Agazapado en el sillón verde, jugando a escuchar de nuevo palabras ya consabidas, me conquistó la blancura del folio que asomaba por debajo de las revistas.

Embarqué sin demora mis ojos en su superficie límpida, inmaculada, que me pedía a voces un bautismo de grafito. Mi espíritu se abalanzó sobre las dos dimensiones abiertas hacia una travesía de trazos arbitrarios; un cierto azar conocido guiaba mis manos por los blancos senderos que aparecían ante mis ojos atentos y ensimismados.

Las rayas del lápiz atravesaron una nieve plana, un mar quieto. Entretejí un laberinto paralelo, ensayé una firma gigantesca, descendí hasta los bordes del precipicio de la impaciencia. Absorto en los trazos imprevisibles de una mano artista, salí huyendo del mundo en el que estaba y me perdí de vista.
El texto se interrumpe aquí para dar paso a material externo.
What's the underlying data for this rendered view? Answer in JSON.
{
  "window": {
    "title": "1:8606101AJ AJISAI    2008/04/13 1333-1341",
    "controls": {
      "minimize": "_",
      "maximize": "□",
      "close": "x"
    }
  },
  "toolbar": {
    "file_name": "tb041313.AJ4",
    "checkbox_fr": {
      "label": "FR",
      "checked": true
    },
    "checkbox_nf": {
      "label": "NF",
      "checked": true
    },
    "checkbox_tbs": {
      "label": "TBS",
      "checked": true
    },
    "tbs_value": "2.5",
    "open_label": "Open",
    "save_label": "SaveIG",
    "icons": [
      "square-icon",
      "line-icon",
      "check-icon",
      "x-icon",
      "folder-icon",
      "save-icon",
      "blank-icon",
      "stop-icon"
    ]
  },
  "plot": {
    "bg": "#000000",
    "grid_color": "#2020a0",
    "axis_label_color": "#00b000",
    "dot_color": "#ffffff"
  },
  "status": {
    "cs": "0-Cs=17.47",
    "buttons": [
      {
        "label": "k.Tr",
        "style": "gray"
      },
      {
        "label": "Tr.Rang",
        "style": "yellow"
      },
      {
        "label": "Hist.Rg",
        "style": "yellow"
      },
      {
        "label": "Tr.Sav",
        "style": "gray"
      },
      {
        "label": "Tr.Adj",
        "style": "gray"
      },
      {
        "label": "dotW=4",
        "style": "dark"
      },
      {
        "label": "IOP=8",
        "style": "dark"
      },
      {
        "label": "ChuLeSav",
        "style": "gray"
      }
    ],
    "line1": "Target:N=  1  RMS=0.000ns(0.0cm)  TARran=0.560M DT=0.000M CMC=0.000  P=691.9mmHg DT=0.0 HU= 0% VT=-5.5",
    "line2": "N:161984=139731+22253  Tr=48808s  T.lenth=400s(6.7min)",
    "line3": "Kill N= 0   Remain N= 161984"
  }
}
Cuando terminó la reunión, volvió la realidad poco a poco, casi como despertar de un sueño. Un poco avergonzado de mi ausencia, justo antes de salir de la estancia, en el quicio de la puerta, volví atrás la vista y no pude evitar una sonrisa al darme cuenta de que enfrente de cada silla, sobre la mesa, todo el mundo había dibujado en un papel su viaje de ida y vuelta. Ninguno estuvimos allí. ¡Cómo me hubiera gustado, entonces, entender el idioma de los garabatos!

Desde entonces no dejo de pensar que, ahora, teclear, en este instante, es emprender una aventura, es enseñarte los trazos caprichosos de otra singladura imaginaria y tener la osadía de invitarte a subir a bordo. Dibujar caminos en la pantalla mientras vuelo lejos sin saber a dónde quiero volver.

Quizás, cuando veas mañana en tu ordenador este garabato, te asome al borde de los labios una sonrisa irreprimible y te rías de mí pensando: «Otro que tampoco estuvo aquí».

Y no te faltará razón. Garabatos son lo que escribo. Garabatos son, lo que más me gusta escribir.